Drug jar
Category
Ceramics
Date
1585 - 1600
Materials
earthenware, tin-opacified lead glaze, polychrome pigments
Measurements
235 mm (Height)
Place of origin
Montelupo
Order this imageCollection
Knightshayes Court, Devon
NT 540408
Summary
Wet drug jar, earthenware with tin-glaze (maiolica), of ovoid shape fitted with handle terminating with a mask and short spout terminating in a satyr’s mask, made in Montelupo, Tuscany, Italy, c. 1585-1600; painted with floral festoons at the neck above scrolling foliage with a stylized Bishop’s mitre, above drapery swags with winged cupid heads, and a gadrooned band above the foot.
Full description
This drug jar for pouring liquid ingredients used for medicinal purposes is part of a set originally made for the Pharmacy at the San Marco monastery in Florence (Farmacia di San Marco in the Ospedale Serristori di Figline, Firenze).
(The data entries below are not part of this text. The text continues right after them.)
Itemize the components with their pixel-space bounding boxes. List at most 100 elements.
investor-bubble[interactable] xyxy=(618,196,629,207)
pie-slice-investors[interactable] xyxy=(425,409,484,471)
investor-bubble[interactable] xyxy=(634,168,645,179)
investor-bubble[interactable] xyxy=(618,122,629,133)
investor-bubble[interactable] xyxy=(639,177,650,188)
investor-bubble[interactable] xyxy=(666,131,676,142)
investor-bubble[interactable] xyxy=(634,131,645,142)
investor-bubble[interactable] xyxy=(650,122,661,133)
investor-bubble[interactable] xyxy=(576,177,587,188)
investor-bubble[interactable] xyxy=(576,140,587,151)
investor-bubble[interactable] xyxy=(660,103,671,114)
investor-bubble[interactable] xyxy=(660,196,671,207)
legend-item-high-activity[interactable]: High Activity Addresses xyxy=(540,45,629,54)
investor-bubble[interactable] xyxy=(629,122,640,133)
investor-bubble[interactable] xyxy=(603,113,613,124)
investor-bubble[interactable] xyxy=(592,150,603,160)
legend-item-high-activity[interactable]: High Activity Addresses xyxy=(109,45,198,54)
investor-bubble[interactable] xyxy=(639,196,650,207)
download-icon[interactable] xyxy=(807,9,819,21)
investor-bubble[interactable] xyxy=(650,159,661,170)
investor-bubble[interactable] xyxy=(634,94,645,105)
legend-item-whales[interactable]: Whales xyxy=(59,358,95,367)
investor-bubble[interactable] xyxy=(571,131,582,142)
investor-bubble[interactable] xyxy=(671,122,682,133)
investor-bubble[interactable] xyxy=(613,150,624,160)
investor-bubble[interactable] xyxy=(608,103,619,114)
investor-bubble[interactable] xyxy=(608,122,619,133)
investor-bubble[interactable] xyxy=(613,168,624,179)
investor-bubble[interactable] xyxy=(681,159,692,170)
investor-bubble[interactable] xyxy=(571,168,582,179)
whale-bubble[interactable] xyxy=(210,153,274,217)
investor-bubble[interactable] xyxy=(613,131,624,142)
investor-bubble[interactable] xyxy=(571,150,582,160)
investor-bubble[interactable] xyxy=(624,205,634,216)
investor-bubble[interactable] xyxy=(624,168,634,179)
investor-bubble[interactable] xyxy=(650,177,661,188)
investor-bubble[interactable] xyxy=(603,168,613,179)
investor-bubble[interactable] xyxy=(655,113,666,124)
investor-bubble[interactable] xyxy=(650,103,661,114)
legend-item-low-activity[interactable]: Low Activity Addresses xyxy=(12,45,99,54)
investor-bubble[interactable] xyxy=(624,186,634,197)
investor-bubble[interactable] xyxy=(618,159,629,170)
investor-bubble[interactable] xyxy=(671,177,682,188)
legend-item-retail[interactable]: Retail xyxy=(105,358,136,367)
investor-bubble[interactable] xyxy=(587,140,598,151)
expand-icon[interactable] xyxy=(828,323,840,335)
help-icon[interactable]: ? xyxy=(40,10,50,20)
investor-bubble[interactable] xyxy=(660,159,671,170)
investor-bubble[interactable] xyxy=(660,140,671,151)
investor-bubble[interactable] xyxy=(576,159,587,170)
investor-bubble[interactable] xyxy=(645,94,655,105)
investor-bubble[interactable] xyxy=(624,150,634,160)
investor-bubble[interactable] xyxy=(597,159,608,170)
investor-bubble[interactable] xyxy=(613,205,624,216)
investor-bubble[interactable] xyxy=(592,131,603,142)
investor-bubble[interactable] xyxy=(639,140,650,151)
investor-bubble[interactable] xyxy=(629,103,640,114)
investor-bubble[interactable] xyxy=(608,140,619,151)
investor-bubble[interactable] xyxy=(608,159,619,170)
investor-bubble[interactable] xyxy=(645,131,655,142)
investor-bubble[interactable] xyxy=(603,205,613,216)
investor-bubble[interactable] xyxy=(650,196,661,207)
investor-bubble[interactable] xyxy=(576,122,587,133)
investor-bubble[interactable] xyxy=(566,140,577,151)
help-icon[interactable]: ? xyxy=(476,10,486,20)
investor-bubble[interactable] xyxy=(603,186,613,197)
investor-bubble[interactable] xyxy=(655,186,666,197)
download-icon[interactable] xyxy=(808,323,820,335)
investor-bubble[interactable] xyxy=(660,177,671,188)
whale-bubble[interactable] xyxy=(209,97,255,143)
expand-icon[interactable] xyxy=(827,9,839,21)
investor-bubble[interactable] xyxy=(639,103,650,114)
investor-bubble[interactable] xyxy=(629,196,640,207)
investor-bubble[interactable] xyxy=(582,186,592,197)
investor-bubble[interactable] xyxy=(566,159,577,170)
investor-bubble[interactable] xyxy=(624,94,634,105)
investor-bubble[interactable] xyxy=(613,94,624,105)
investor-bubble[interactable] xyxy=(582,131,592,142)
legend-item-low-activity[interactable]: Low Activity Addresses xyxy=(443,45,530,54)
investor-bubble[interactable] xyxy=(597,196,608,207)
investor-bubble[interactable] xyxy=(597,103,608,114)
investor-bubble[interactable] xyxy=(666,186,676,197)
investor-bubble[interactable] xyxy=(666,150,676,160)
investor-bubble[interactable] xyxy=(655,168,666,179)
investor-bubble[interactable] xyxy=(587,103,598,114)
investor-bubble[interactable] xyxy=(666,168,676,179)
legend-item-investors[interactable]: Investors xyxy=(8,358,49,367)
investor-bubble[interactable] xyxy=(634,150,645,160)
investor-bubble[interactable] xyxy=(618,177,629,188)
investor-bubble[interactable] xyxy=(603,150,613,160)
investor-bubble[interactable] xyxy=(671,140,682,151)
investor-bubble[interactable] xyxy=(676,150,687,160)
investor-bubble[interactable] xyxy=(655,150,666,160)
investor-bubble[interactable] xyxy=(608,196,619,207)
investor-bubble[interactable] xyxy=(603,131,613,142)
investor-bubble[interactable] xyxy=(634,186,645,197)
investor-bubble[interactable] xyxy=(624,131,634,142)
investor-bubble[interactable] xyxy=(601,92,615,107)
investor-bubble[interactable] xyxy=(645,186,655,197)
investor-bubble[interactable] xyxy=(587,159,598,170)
For identical examples see the following: Victoria & Albert Museum, London, inv. no. 2411-1856 (see B. Rackham, ‘Catalogue of Italian Maiolica, Victoria and Albert Museum’, 1940, pl. 153, no. 953); musée du Louvre, Paris (chevrettes (2), Ex Rothschild Collection) inv. nos R203 and R204; International Ceramics Museum, Faenza; Marini, Marino, Maiolica e Ceramiche del Museo Nazionale del Bargello, Turin, Allemandi, 2023, p. 133, n° 172; Fausto Berti, La maiolica di Montelupo (Milan, 1986), fig. 94. Several of these are in Luciano Berti, Storia della Ceramica di Montelupo, III, (Florence, 1999), p. 299, Nos. 153, 154 and 155-6. From the large collection formed in the mid-19th century by the antiquarian Reverend Thomas A. Berney (1815-1895), of Bracon Hall, Norfolk; by descent to Miss Berney, sold at Sotheby & Co., London, Catalogue of Fine Italian Majolica, 18 June 1946, the first item of a group of four, lot 12 ‘A Montelupo Wet Drug Jar, with oviform body, short mask moulded spout and blue loop handle, the body decorated in polychrome with festoons, cherubs’ heads and a border of flowers, 10in., circa 1600; a Platter, painted with lovers in Rubenesque style, 10 in.; and two Salts with circular tops, supported by four winged caryatids, 6 in., Fontana Workshop, mid-16th Century. The lot purchased for 9 guineas (£9.08s.12d.) at the Berney sale by "Sir J Amory", Sir John Heathcoat-Amory (1894-1972), 3rd Bt., of Knightshayes Court; the house, part of the collection, the garden Sir John and Lady Heathcoat-Amory created, and part of the estate were bequeathed to the National Trust by Sir John Heathcoat-Amory in 1972. The maiolica was later given by Joyce, Lady Heatcoath-Amory (1901-1997), née Wethered, a celebrated golfer.